Peter von Foreest, professeur à Leyde, a publié de nombreuses observations sur les dents ; une d’elles est à retenir : il interdisait, comme nuisible à leur conservation, l’usage des sucreries, et cette opinion est acceptée de tous aujourd’hui.

Avant de passer au XVIIe siècle, il convient de réserver une place dans notre galerie à un chirurgien qui publia un ouvrage, en français, devenu presque introuvable, et qui porte pour titre : Recherche de la vraie anatomie des dents, nature et propriétés d’icelles avec les maladies qui leur adviennent. L’auteur s’appelait Urbain Hémard, et occupait les fonctions de chirurgien auprès du cardinal Georges d’Armagnac.

Ce prélat aimait à s’entourer d’hommes d’esprit cultivé. Il distingua Urbain Hémard et après avoir usé, sans succès, des remèdes que lui avaient conseillés les chirurgiens-barbiers de Rodez, dont le cardinal était l’évêque, celui-ci résolut de faire appel aux lumières du praticien dont on lui avait vanté l’habileté. Urbain Hémard entreprit la cure de son noble client et réussit à le guérir. Le cardinal le poussa, dès lors, à poursuivre ses recherches, et ce fut à son instigation qu’Hémard publiait à Lyon, en 1582, un Essai qu’on a coutume de tenir pour le premier traité professionnel sur les dents, publié en français.

Maintes de ses réflexions ou remarques sont à retenir ; détachons-en quelques-unes, parmi celles qu’émet l’auteur, qui, sur bien des points, a devancé son temps.

Ainsi, il était alors de croyance courante que la corruption des dents s’engendrait d’un ver au creux de la dent ; Hémard déclare qu’il n’en a jamais vu et repousse cette pathogénie.
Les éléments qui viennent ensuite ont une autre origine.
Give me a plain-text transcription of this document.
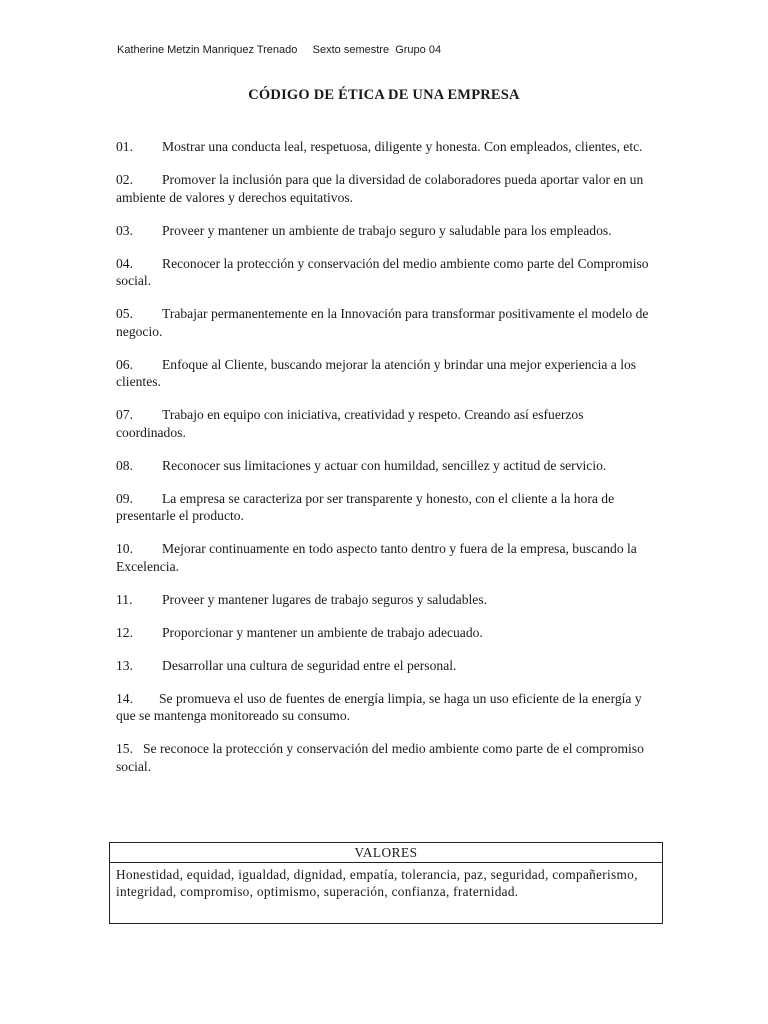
Katherine Metzin Manriquez Trenado Sexto semestre  Grupo 04
CÓDIGO DE ÉTICA DE UNA EMPRESA
01. Mostrar una conducta leal, respetuosa, diligente y honesta. Con empleados, clientes, etc.
02. Promover la inclusión para que la diversidad de colaboradores pueda aportar valor en un ambiente de valores y derechos equitativos.
03. Proveer y mantener un ambiente de trabajo seguro y saludable para los empleados.
04. Reconocer la protección y conservación del medio ambiente como parte del Compromiso social.
05. Trabajar permanentemente en la Innovación para transformar positivamente el modelo de negocio.
06. Enfoque al Cliente, buscando mejorar la atención y brindar una mejor experiencia a los clientes.
07. Trabajo en equipo con iniciativa, creatividad y respeto. Creando así esfuerzos coordinados.
08. Reconocer sus limitaciones y actuar con humildad, sencillez y actitud de servicio.
09. La empresa se caracteriza por ser transparente y honesto, con el cliente a la hora de presentarle el producto.
10. Mejorar continuamente en todo aspecto tanto dentro y fuera de la empresa, buscando la Excelencia.
11. Proveer y mantener lugares de trabajo seguros y saludables.
12. Proporcionar y mantener un ambiente de trabajo adecuado.
13. Desarrollar una cultura de seguridad entre el personal.
14. Se promueva el uso de fuentes de energía limpia, se haga un uso eficiente de la energía y que se mantenga monitoreado su consumo.
15. Se reconoce la protección y conservación del medio ambiente como parte de el compromiso social.
VALORES
Honestidad, equidad, igualdad, dignidad, empatía, tolerancia, paz, seguridad, compañerismo, integridad, compromiso, optimismo, superación, confianza, fraternidad.
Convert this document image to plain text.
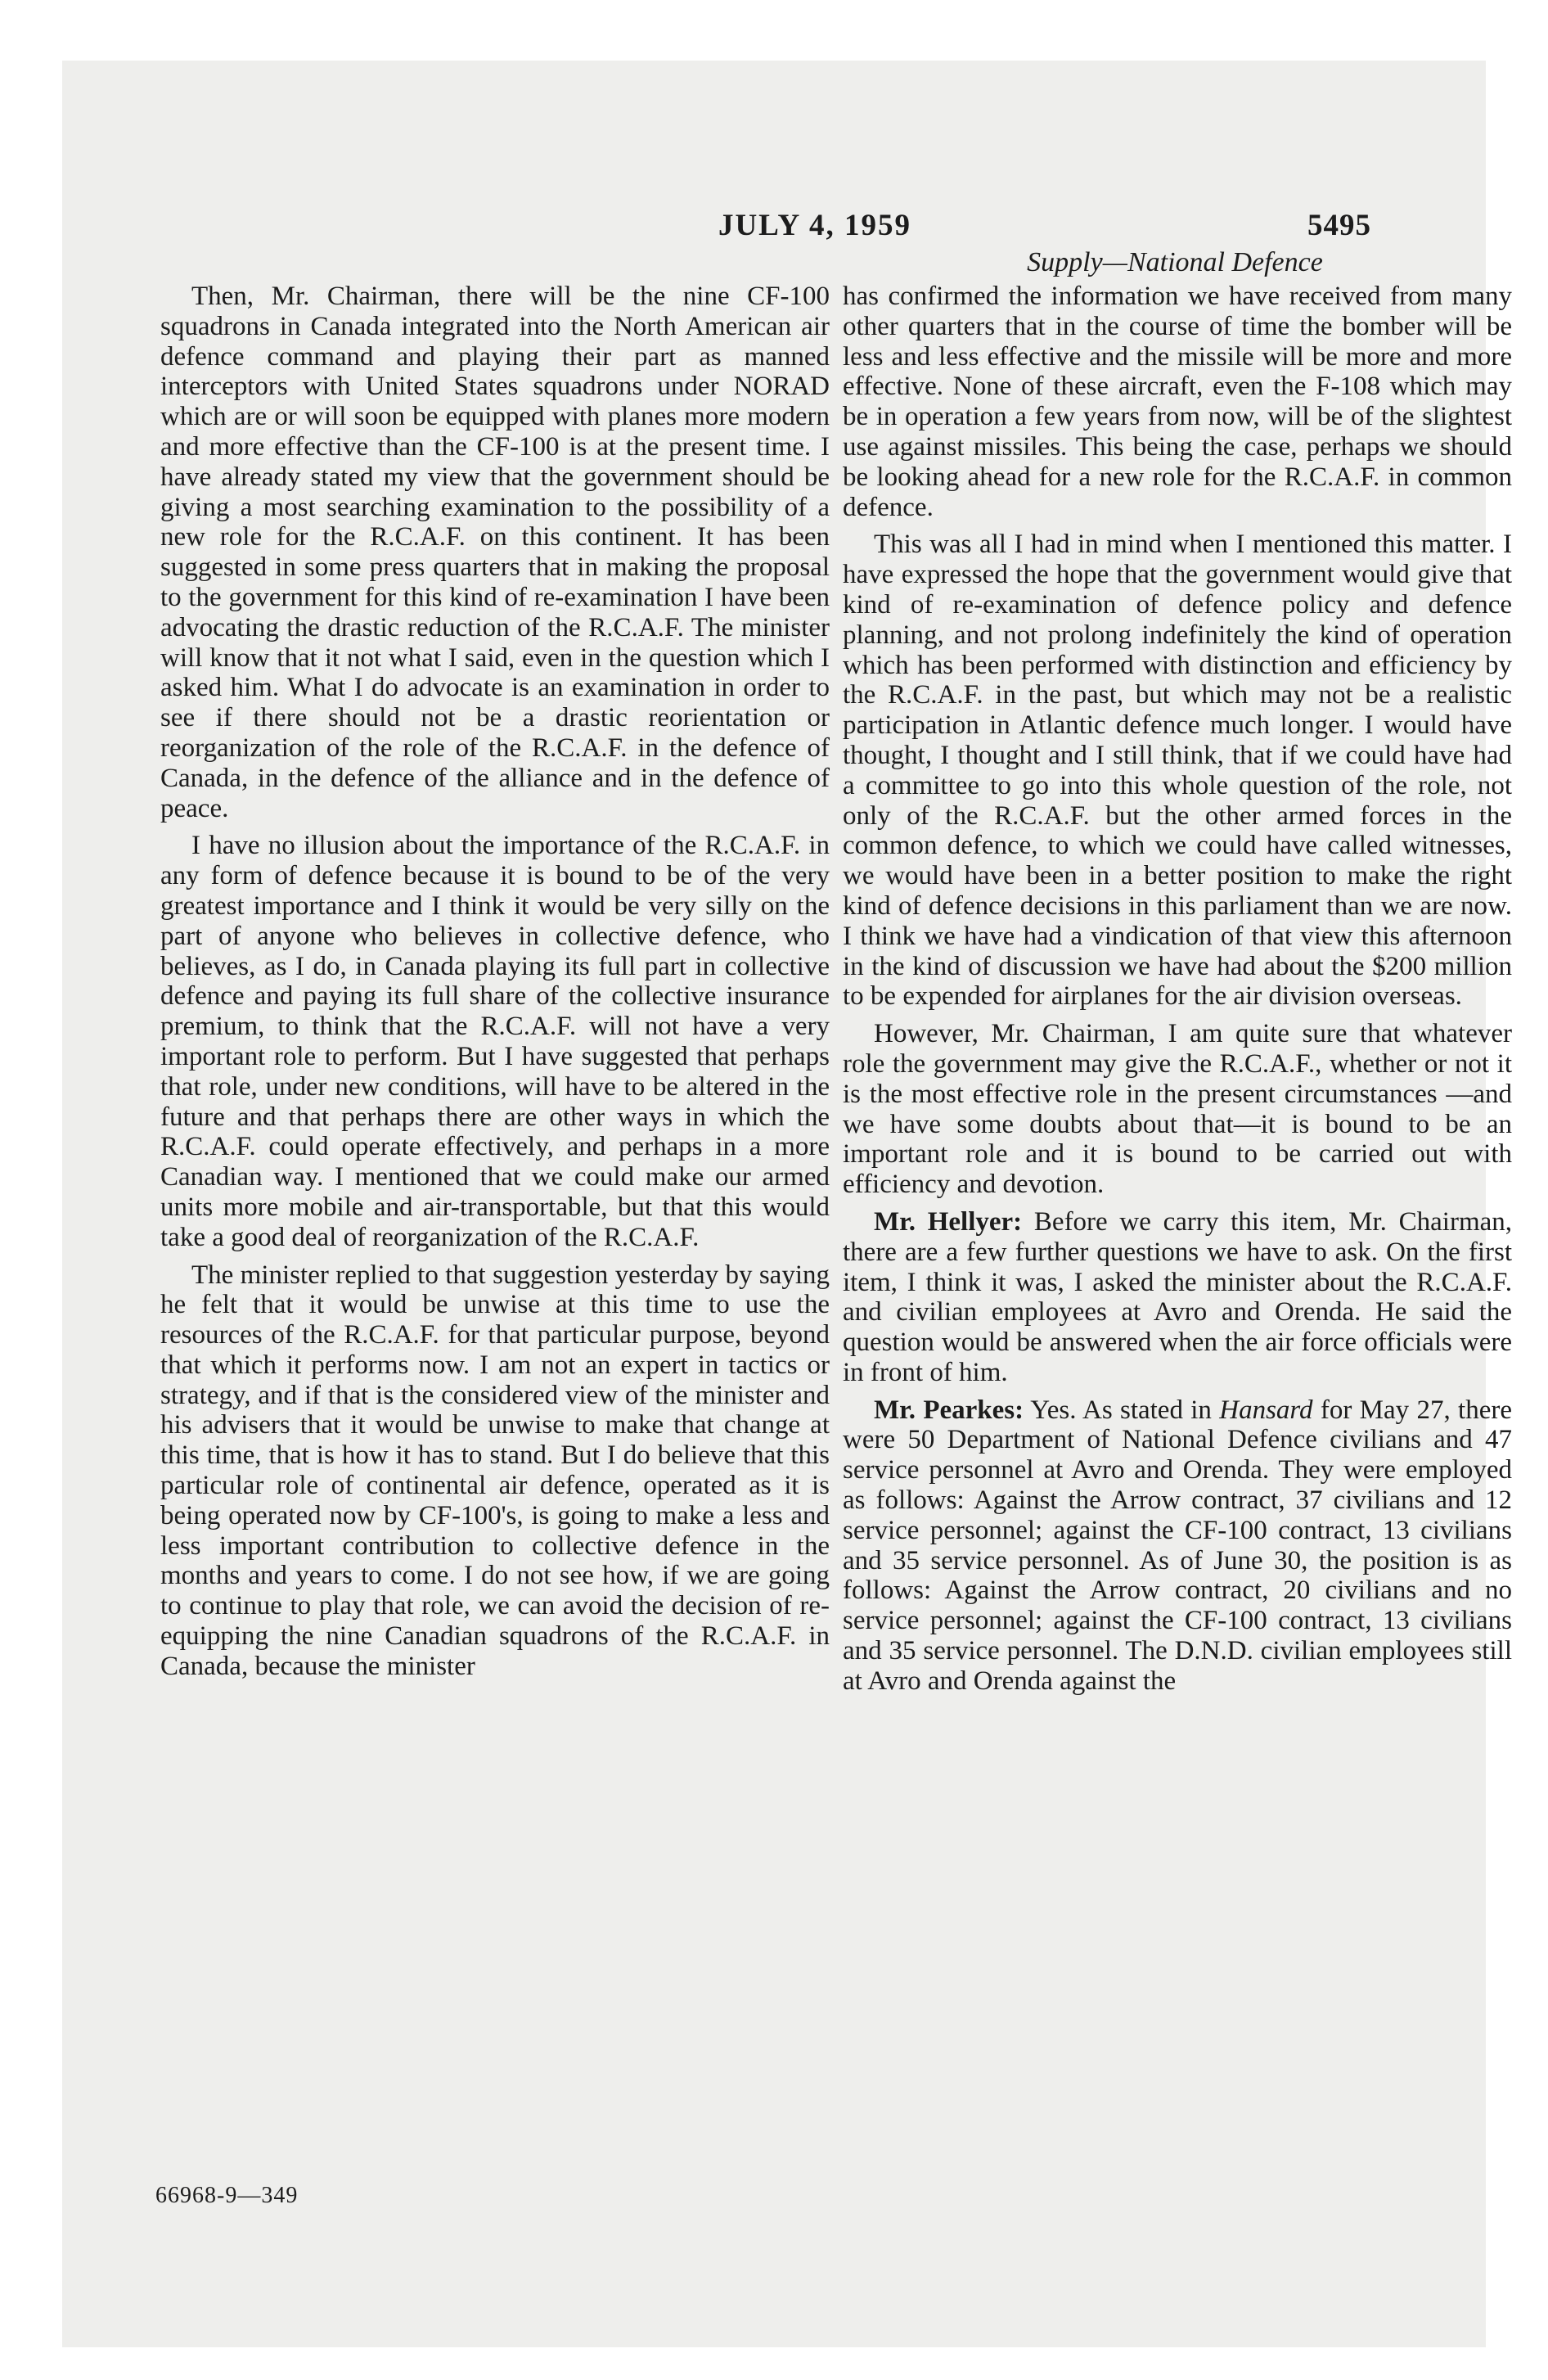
JULY 4, 1959	5495
Supply—National Defence

Then, Mr. Chairman, there will be the nine CF-100 squadrons in Canada integrated into the North American air defence command and playing their part as manned interceptors with United States squadrons under NORAD which are or will soon be equipped with planes more modern and more effective than the CF-100 is at the present time. I have already stated my view that the government should be giving a most searching examination to the possibility of a new role for the R.C.A.F. on this continent. It has been suggested in some press quarters that in making the proposal to the government for this kind of re-examination I have been advocating the drastic reduction of the R.C.A.F. The minister will know that it not what I said, even in the question which I asked him. What I do advocate is an examination in order to see if there should not be a drastic reorientation or reorganization of the role of the R.C.A.F. in the defence of Canada, in the defence of the alliance and in the defence of peace.

I have no illusion about the importance of the R.C.A.F. in any form of defence because it is bound to be of the very greatest importance and I think it would be very silly on the part of anyone who believes in collective defence, who believes, as I do, in Canada playing its full part in collective defence and paying its full share of the collective insurance premium, to think that the R.C.A.F. will not have a very important role to perform. But I have suggested that perhaps that role, under new conditions, will have to be altered in the future and that perhaps there are other ways in which the R.C.A.F. could operate effectively, and perhaps in a more Canadian way. I mentioned that we could make our armed units more mobile and air-transportable, but that this would take a good deal of reorganization of the R.C.A.F.

The minister replied to that suggestion yesterday by saying he felt that it would be unwise at this time to use the resources of the R.C.A.F. for that particular purpose, beyond that which it performs now. I am not an expert in tactics or strategy, and if that is the considered view of the minister and his advisers that it would be unwise to make that change at this time, that is how it has to stand. But I do believe that this particular role of continental air defence, operated as it is being operated now by CF-100's, is going to make a less and less important contribution to collective defence in the months and years to come. I do not see how, if we are going to continue to play that role, we can avoid the decision of re-equipping the nine Canadian squadrons of the R.C.A.F. in Canada, because the minister

has confirmed the information we have received from many other quarters that in the course of time the bomber will be less and less effective and the missile will be more and more effective. None of these aircraft, even the F-108 which may be in operation a few years from now, will be of the slightest use against missiles. This being the case, perhaps we should be looking ahead for a new role for the R.C.A.F. in common defence.

This was all I had in mind when I mentioned this matter. I have expressed the hope that the government would give that kind of re-examination of defence policy and defence planning, and not prolong indefinitely the kind of operation which has been performed with distinction and efficiency by the R.C.A.F. in the past, but which may not be a realistic participation in Atlantic defence much longer. I would have thought, I thought and I still think, that if we could have had a committee to go into this whole question of the role, not only of the R.C.A.F. but the other armed forces in the common defence, to which we could have called witnesses, we would have been in a better position to make the right kind of defence decisions in this parliament than we are now. I think we have had a vindication of that view this afternoon in the kind of discussion we have had about the $200 million to be expended for airplanes for the air division overseas.

However, Mr. Chairman, I am quite sure that whatever role the government may give the R.C.A.F., whether or not it is the most effective role in the present circumstances —and we have some doubts about that—it is bound to be an important role and it is bound to be carried out with efficiency and devotion.

Mr. Hellyer: Before we carry this item, Mr. Chairman, there are a few further questions we have to ask. On the first item, I think it was, I asked the minister about the R.C.A.F. and civilian employees at Avro and Orenda. He said the question would be answered when the air force officials were in front of him.

Mr. Pearkes: Yes. As stated in Hansard for May 27, there were 50 Department of National Defence civilians and 47 service personnel at Avro and Orenda. They were employed as follows: Against the Arrow contract, 37 civilians and 12 service personnel; against the CF-100 contract, 13 civilians and 35 service personnel. As of June 30, the position is as follows: Against the Arrow contract, 20 civilians and no service personnel; against the CF-100 contract, 13 civilians and 35 service personnel. The D.N.D. civilian employees still at Avro and Orenda against the

66968-9—349
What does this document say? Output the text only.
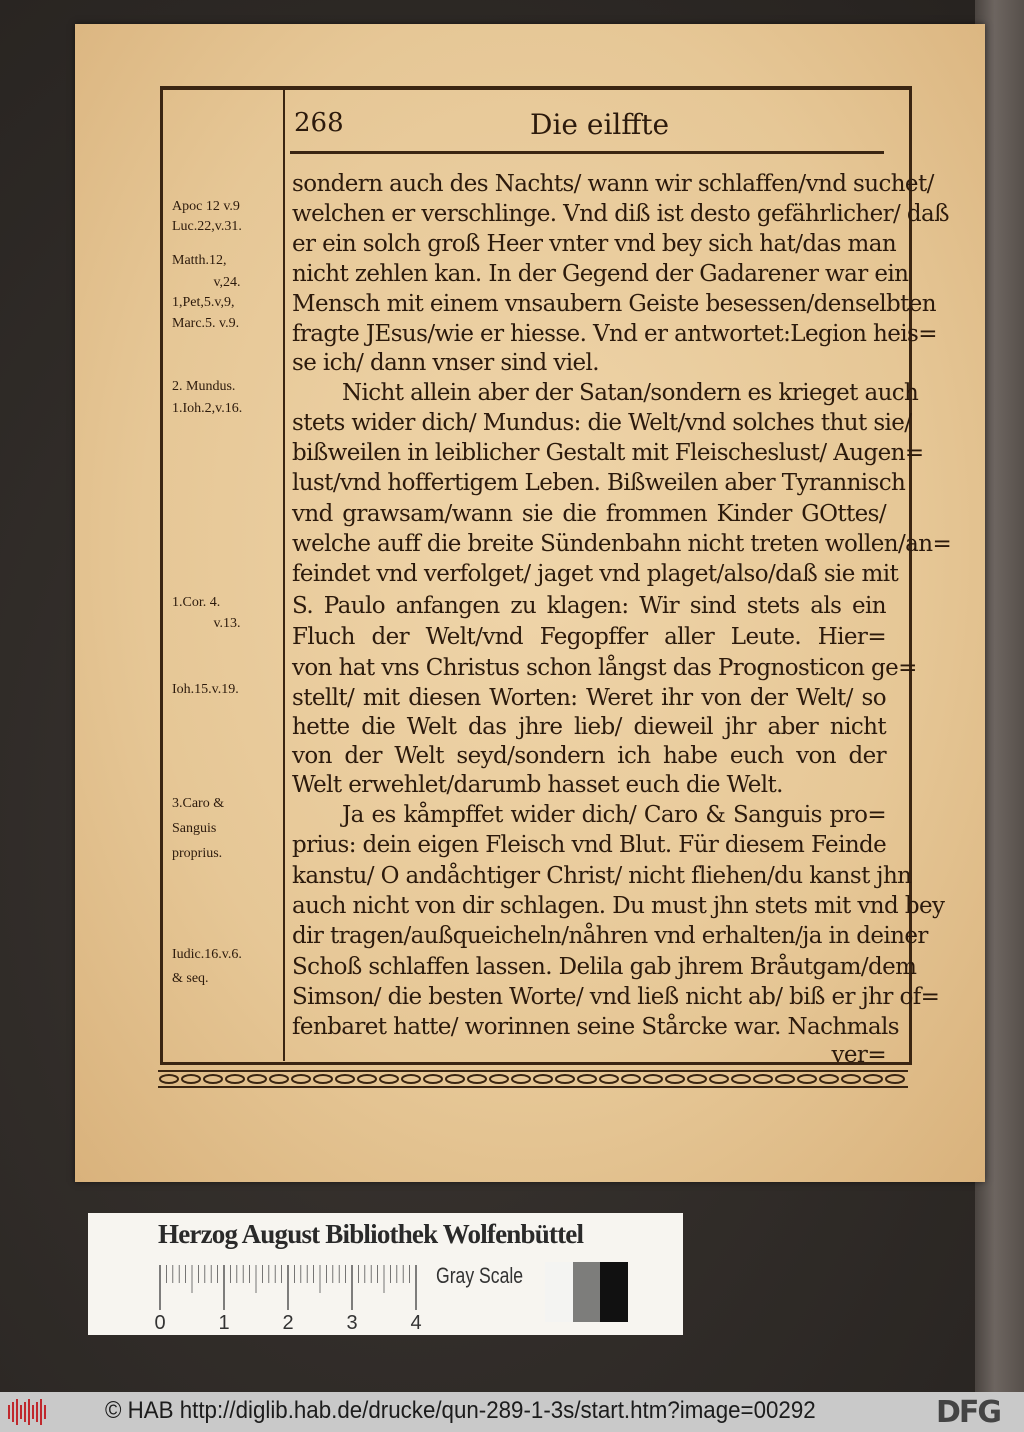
268	Die eilffte
sondern auch des Nachts/ wann wir schlaffen/vnd suchet/
welchen er verschlinge. Vnd diß ist desto gefährlicher/ daß
er ein solch groß Heer vnter vnd bey sich hat/das man
nicht zehlen kan. In der Gegend der Gadarener war ein
Mensch mit einem vnsaubern Geiste besessen/denselbten
fragte JEsus/wie er hiesse. Vnd er antwortet:Legion heis=
se ich/ dann vnser sind viel.
Nicht allein aber der Satan/sondern es krieget auch
stets wider dich/ Mundus: die Welt/vnd solches thut sie/
bißweilen in leiblicher Gestalt mit Fleischeslust/ Augen=
lust/vnd hoffertigem Leben. Bißweilen aber Tyrannisch
vnd grawsam/wann sie die frommen Kinder GOttes/
welche auff die breite Sündenbahn nicht treten wollen/an=
feindet vnd verfolget/ jaget vnd plaget/also/daß sie mit
S. Paulo anfangen zu klagen: Wir sind stets als ein
Fluch der Welt/vnd Fegopffer aller Leute. Hier=
von hat vns Christus schon långst das Prognosticon ge=
stellt/ mit diesen Worten: Weret ihr von der Welt/ so
hette die Welt das jhre lieb/ dieweil jhr aber nicht
von der Welt seyd/sondern ich habe euch von der
Welt erwehlet/darumb hasset euch die Welt.
Ja es kåmpffet wider dich/ Caro & Sanguis pro=
prius: dein eigen Fleisch vnd Blut. Für diesem Feinde
kanstu/ O andåchtiger Christ/ nicht fliehen/du kanst jhn
auch nicht von dir schlagen. Du must jhn stets mit vnd bey
dir tragen/außqueicheln/nåhren vnd erhalten/ja in deiner
Schoß schlaffen lassen. Delila gab jhrem Bråutgam/dem
Simson/ die besten Worte/ vnd ließ nicht ab/ biß er jhr of=
fenbaret hatte/ worinnen seine Stårcke war. Nachmals
ver=
Apoc 12 v.9
Luc.22,v.31.
Matth.12,
v,24.
1,Pet,5.v,9,
Marc.5. v.9.
2. Mundus.
1.Ioh.2,v.16.
1.Cor. 4.
v.13.
Ioh.15.v.19.
3.Caro &
Sanguis
proprius.
Iudic.16.v.6.
& seq.
Herzog August Bibliothek Wolfenbüttel
0	1	2	3	4
Gray Scale
© HAB http://diglib.hab.de/drucke/qun-289-1-3s/start.htm?image=00292	DFG
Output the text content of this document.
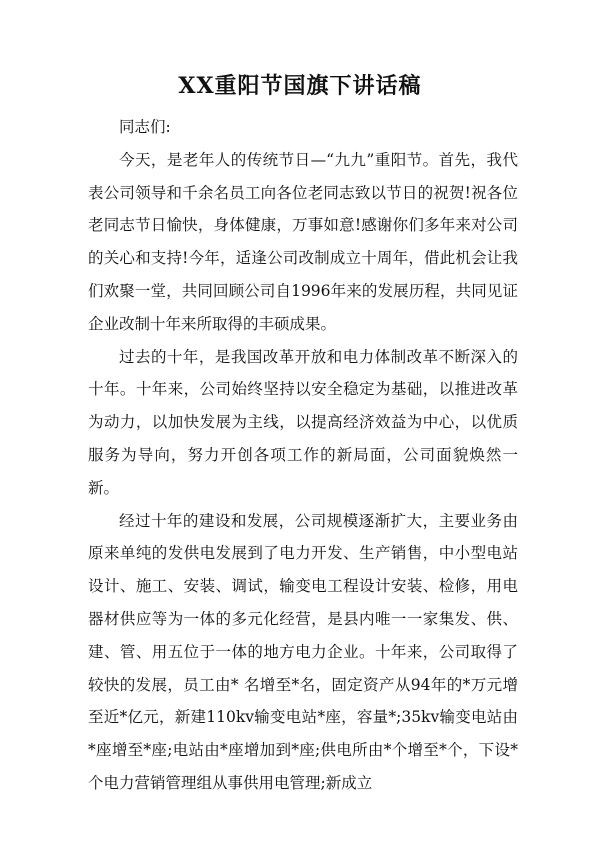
XX重阳节国旗下讲话稿

同志们:

今天，是老年人的传统节日—“九九”重阳节。首先，我代表公司领导和千余名员工向各位老同志致以节日的祝贺!祝各位老同志节日愉快，身体健康，万事如意!感谢你们多年来对公司的关心和支持!今年，适逢公司改制成立十周年，借此机会让我们欢聚一堂，共同回顾公司自1996年来的发展历程，共同见证企业改制十年来所取得的丰硕成果。

过去的十年，是我国改革开放和电力体制改革不断深入的十年。十年来，公司始终坚持以安全稳定为基础，以推进改革为动力，以加快发展为主线，以提高经济效益为中心，以优质服务为导向，努力开创各项工作的新局面，公司面貌焕然一新。

经过十年的建设和发展，公司规模逐渐扩大，主要业务由原来单纯的发供电发展到了电力开发、生产销售，中小型电站设计、施工、安装、调试，输变电工程设计安装、检修，用电器材供应等为一体的多元化经营，是县内唯一一家集发、供、建、管、用五位于一体的地方电力企业。十年来，公司取得了较快的发展，员工由* 名增至*名，固定资产从94年的*万元增至近*亿元，新建110kv输变电站*座，容量*;35kv输变电站由*座增至*座;电站由*座增加到*座;供电所由*个增至*个，下设*个电力营销管理组从事供用电管理;新成立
Il n’ajoute pas davantage foi aux guérisons miraculeuses par la vertu de « certains billets, caractères ou charmes », suspendus au cou, et il attribue la guérison, quand elle se produit, à l’auto-suggestion.


Quiconque saura combien peuvent en nous les facultés animales, selon qu’elles sont plus ou moins agitées, ne trouvera pas cela étrange. Il verra que, par les effets de la colère, les blessés ne sentent plus leur mal, et que si la peur peut causer des maladies, elle peut aussi en guérir d’autres.

D’où vient que nous rions quand nous voyons rire, et que nous pleurons quand nous voyons pleurer ? N’est-ce pas cette forte idée qui nous rend sensibles au plaisir et à la tristesse ? On n’ignore pas qu’il arrive souvent que ceux qui sont attaqués par de grandes douleurs de dents, ayant pris la résolution de les faire tirer et allant aussitôt chez le chirurgien-dentiste, se trouvent saisis d’une crainte qui leur fait dire qu’ils ne sentent plus aucun mal, et qui les oblige de s’en retourner jusqu’à ce qu’ils soient forcés de revenir pour la même douleur, qui, quelquefois, cesse pour toujours.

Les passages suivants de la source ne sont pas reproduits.